神社仏閣や遺蹟など歴史が深い世界には、由来、伝説、昔話など色々あります。
幼い頃に毎週放送されていた昔話が大好きでした。
昔の人たちの考え方、捉え方などを感じさせてくれる大切なお話だと思っています。

色々な参考資料をもとに写真と共にお伝えしていきたいと考えています。
では第十二話をお話しさせていただきます。

不審ヶ辻子

奈良市の御所馬場と鶴福院町との間を通るせまい横町を不審ヶ辻子(ふしんがづし)といい、俗にフリンガンヅシと呼んでいます。この面白い町名ができたいわれにこんな話があります。

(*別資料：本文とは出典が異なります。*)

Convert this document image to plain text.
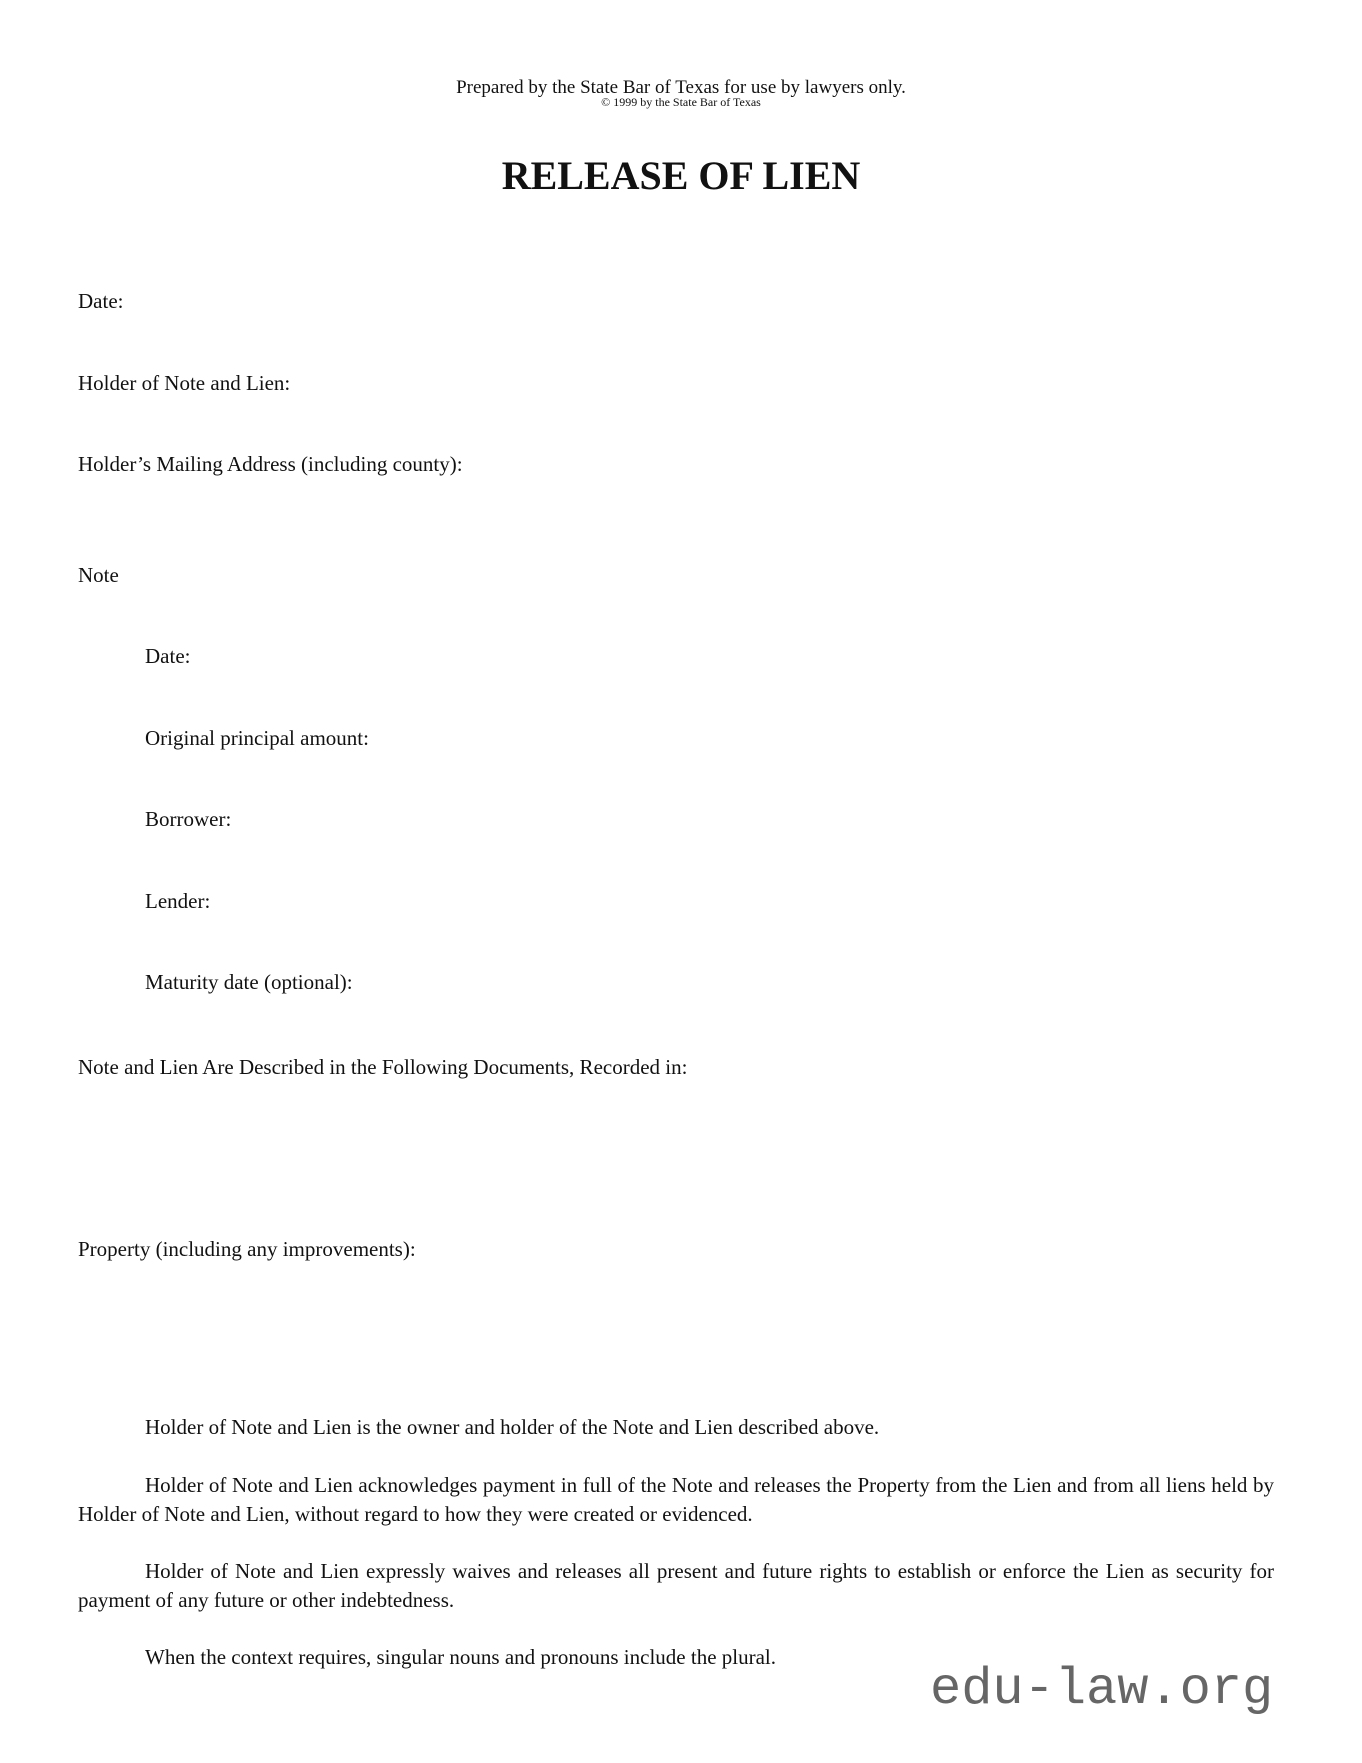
Prepared by the State Bar of Texas for use by lawyers only.
© 1999 by the State Bar of Texas
RELEASE OF LIEN
Date:
Holder of Note and Lien:
Holder’s Mailing Address (including county):
Note
Date:
Original principal amount:
Borrower:
Lender:
Maturity date (optional):
Note and Lien Are Described in the Following Documents, Recorded in:
Property (including any improvements):
Holder of Note and Lien is the owner and holder of the Note and Lien described above.
Holder of Note and Lien acknowledges payment in full of the Note and releases the Property from the Lien and from all liens held by Holder of Note and Lien, without regard to how they were created or evidenced.
Holder of Note and Lien expressly waives and releases all present and future rights to establish or enforce the Lien as security for payment of any future or other indebtedness.
When the context requires, singular nouns and pronouns include the plural.
edu-law.org
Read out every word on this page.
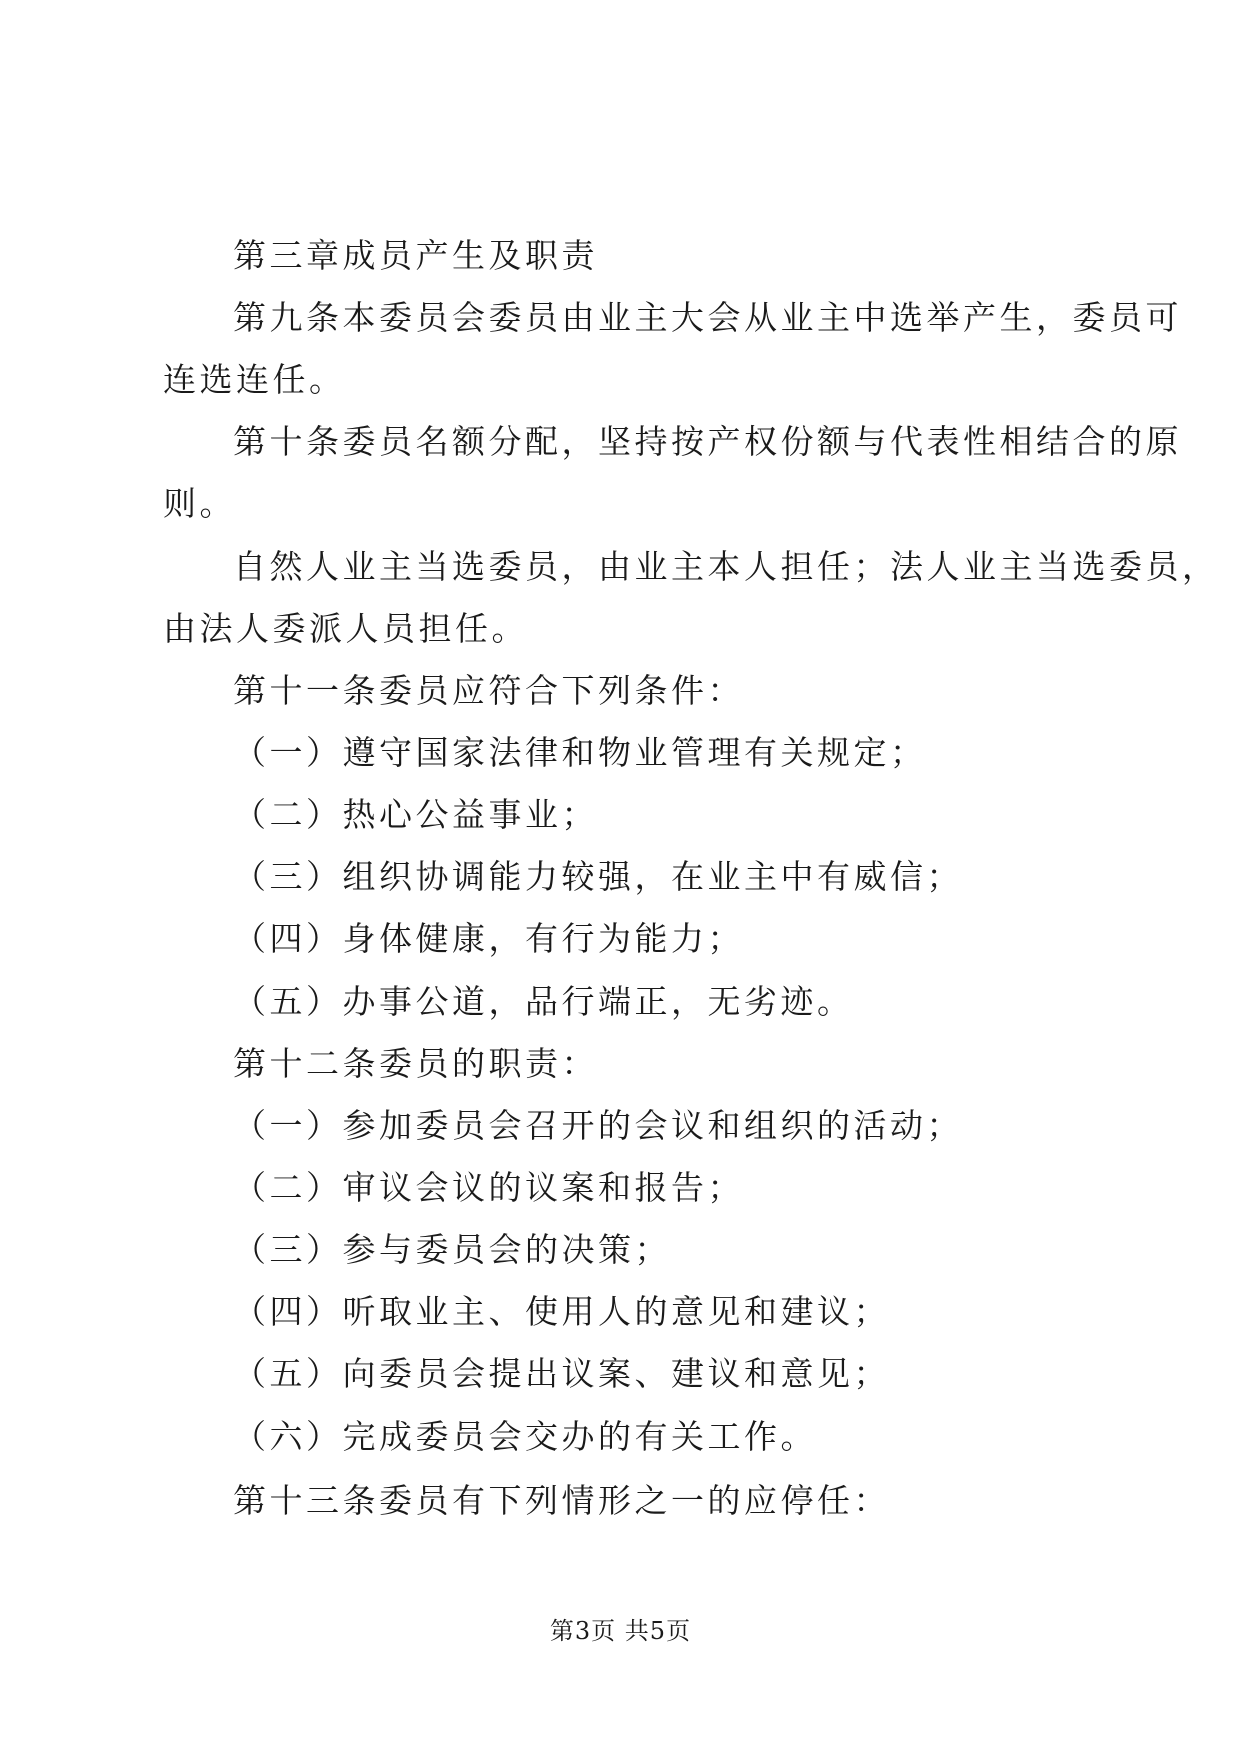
第三章成员产生及职责
第九条本委员会委员由业主大会从业主中选举产生，委员可
连选连任。
第十条委员名额分配，坚持按产权份额与代表性相结合的原
则。
自然人业主当选委员，由业主本人担任；法人业主当选委员，
由法人委派人员担任。
第十一条委员应符合下列条件：
（一）遵守国家法律和物业管理有关规定；
（二）热心公益事业；
（三）组织协调能力较强，在业主中有威信；
（四）身体健康，有行为能力；
（五）办事公道，品行端正，无劣迹。
第十二条委员的职责：
（一）参加委员会召开的会议和组织的活动；
（二）审议会议的议案和报告；
（三）参与委员会的决策；
（四）听取业主、使用人的意见和建议；
（五）向委员会提出议案、建议和意见；
（六）完成委员会交办的有关工作。
第十三条委员有下列情形之一的应停任：
第3页 共5页
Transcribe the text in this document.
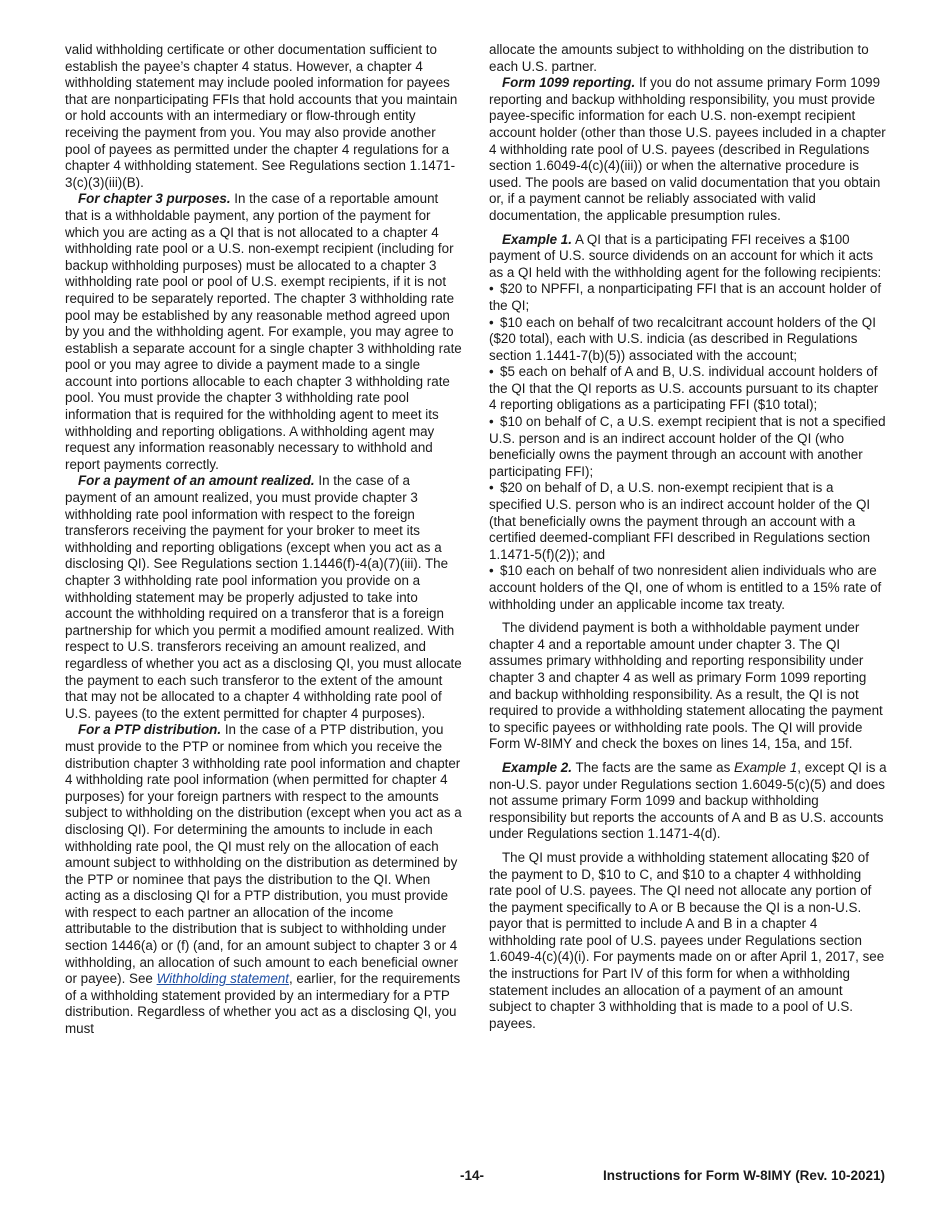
valid withholding certificate or other documentation sufficient to establish the payee’s chapter 4 status. However, a chapter 4 withholding statement may include pooled information for payees that are nonparticipating FFIs that hold accounts that you maintain or hold accounts with an intermediary or flow-through entity receiving the payment from you. You may also provide another pool of payees as permitted under the chapter 4 regulations for a chapter 4 withholding statement. See Regulations section 1.1471-3(c)(3)(iii)(B).

For chapter 3 purposes. In the case of a reportable amount that is a withholdable payment, any portion of the payment for which you are acting as a QI that is not allocated to a chapter 4 withholding rate pool or a U.S. non-exempt recipient (including for backup withholding purposes) must be allocated to a chapter 3 withholding rate pool or pool of U.S. exempt recipients, if it is not required to be separately reported. The chapter 3 withholding rate pool may be established by any reasonable method agreed upon by you and the withholding agent. For example, you may agree to establish a separate account for a single chapter 3 withholding rate pool or you may agree to divide a payment made to a single account into portions allocable to each chapter 3 withholding rate pool. You must provide the chapter 3 withholding rate pool information that is required for the withholding agent to meet its withholding and reporting obligations. A withholding agent may request any information reasonably necessary to withhold and report payments correctly.

For a payment of an amount realized. In the case of a payment of an amount realized, you must provide chapter 3 withholding rate pool information with respect to the foreign transferors receiving the payment for your broker to meet its withholding and reporting obligations (except when you act as a disclosing QI). See Regulations section 1.1446(f)-4(a)(7)(iii). The chapter 3 withholding rate pool information you provide on a withholding statement may be properly adjusted to take into account the withholding required on a transferor that is a foreign partnership for which you permit a modified amount realized. With respect to U.S. transferors receiving an amount realized, and regardless of whether you act as a disclosing QI, you must allocate the payment to each such transferor to the extent of the amount that may not be allocated to a chapter 4 withholding rate pool of U.S. payees (to the extent permitted for chapter 4 purposes).

For a PTP distribution. In the case of a PTP distribution, you must provide to the PTP or nominee from which you receive the distribution chapter 3 withholding rate pool information and chapter 4 withholding rate pool information (when permitted for chapter 4 purposes) for your foreign partners with respect to the amounts subject to withholding on the distribution (except when you act as a disclosing QI). For determining the amounts to include in each withholding rate pool, the QI must rely on the allocation of each amount subject to withholding on the distribution as determined by the PTP or nominee that pays the distribution to the QI. When acting as a disclosing QI for a PTP distribution, you must provide with respect to each partner an allocation of the income attributable to the distribution that is subject to withholding under section 1446(a) or (f) (and, for an amount subject to chapter 3 or 4 withholding, an allocation of such amount to each beneficial owner or payee). See Withholding statement, earlier, for the requirements of a withholding statement provided by an intermediary for a PTP distribution. Regardless of whether you act as a disclosing QI, you must

allocate the amounts subject to withholding on the distribution to each U.S. partner.

Form 1099 reporting. If you do not assume primary Form 1099 reporting and backup withholding responsibility, you must provide payee-specific information for each U.S. non-exempt recipient account holder (other than those U.S. payees included in a chapter 4 withholding rate pool of U.S. payees (described in Regulations section 1.6049-4(c)(4)(iii)) or when the alternative procedure is used. The pools are based on valid documentation that you obtain or, if a payment cannot be reliably associated with valid documentation, the applicable presumption rules.

Example 1. A QI that is a participating FFI receives a $100 payment of U.S. source dividends on an account for which it acts as a QI held with the withholding agent for the following recipients:

• $20 to NPFFI, a nonparticipating FFI that is an account holder of the QI;

• $10 each on behalf of two recalcitrant account holders of the QI ($20 total), each with U.S. indicia (as described in Regulations section 1.1441-7(b)(5)) associated with the account;

• $5 each on behalf of A and B, U.S. individual account holders of the QI that the QI reports as U.S. accounts pursuant to its chapter 4 reporting obligations as a participating FFI ($10 total);

• $10 on behalf of C, a U.S. exempt recipient that is not a specified U.S. person and is an indirect account holder of the QI (who beneficially owns the payment through an account with another participating FFI);

• $20 on behalf of D, a U.S. non-exempt recipient that is a specified U.S. person who is an indirect account holder of the QI (that beneficially owns the payment through an account with a certified deemed-compliant FFI described in Regulations section 1.1471-5(f)(2)); and

• $10 each on behalf of two nonresident alien individuals who are account holders of the QI, one of whom is entitled to a 15% rate of withholding under an applicable income tax treaty.

The dividend payment is both a withholdable payment under chapter 4 and a reportable amount under chapter 3. The QI assumes primary withholding and reporting responsibility under chapter 3 and chapter 4 as well as primary Form 1099 reporting and backup withholding responsibility. As a result, the QI is not required to provide a withholding statement allocating the payment to specific payees or withholding rate pools. The QI will provide Form W-8IMY and check the boxes on lines 14, 15a, and 15f.

Example 2. The facts are the same as Example 1, except QI is a non-U.S. payor under Regulations section 1.6049-5(c)(5) and does not assume primary Form 1099 and backup withholding responsibility but reports the accounts of A and B as U.S. accounts under Regulations section 1.1471-4(d).

The QI must provide a withholding statement allocating $20 of the payment to D, $10 to C, and $10 to a chapter 4 withholding rate pool of U.S. payees. The QI need not allocate any portion of the payment specifically to A or B because the QI is a non-U.S. payor that is permitted to include A and B in a chapter 4 withholding rate pool of U.S. payees under Regulations section 1.6049-4(c)(4)(i). For payments made on or after April 1, 2017, see the instructions for Part IV of this form for when a withholding statement includes an allocation of a payment of an amount subject to chapter 3 withholding that is made to a pool of U.S. payees.

-14-	Instructions for Form W-8IMY (Rev. 10-2021)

昔、御所馬場に松浦という長者が住んでいました。ある夜、ひとりの賊がこの家へ忍び込みました。長者はこの賊を押さえて、現在奈良ホテルのある鬼隠山(きおんざん)から谷底へ投げこんで殺してしまいました。

その後、この賊の霊が鬼となって、毎夜、元興寺の鐘楼に現れて、人を悩ましました。当時、元興寺には後に道場法師となった偉い坊さんが、まだ小僧で修行していましたが、この小僧さんが進んで鬼を退治しようと申し出ました。そして鐘楼で待ち受けていますと、果たして鬼が現れました。そこで小僧さんと鬼とが激しい格闘をし、まだ勝負がつかないうちに夜が明けてきました。夜が明けてはと、鬼は慌てて鬼隠山の方へ逃げ出しました。小僧さんも続いてその跡を追いましたが、今の不審ヶ辻子の辺りまで行った時、たちまち鬼の姿が見失われました。それから、フシンガヅシという地名が出たといいます。

この元興寺の鐘楼にあった鐘は、現に奈良市高畑町の新薬師寺の鐘楼にかかっていて、当時の格闘の時の鬼の爪痕というものが、その片側にたくさん残っているそうです。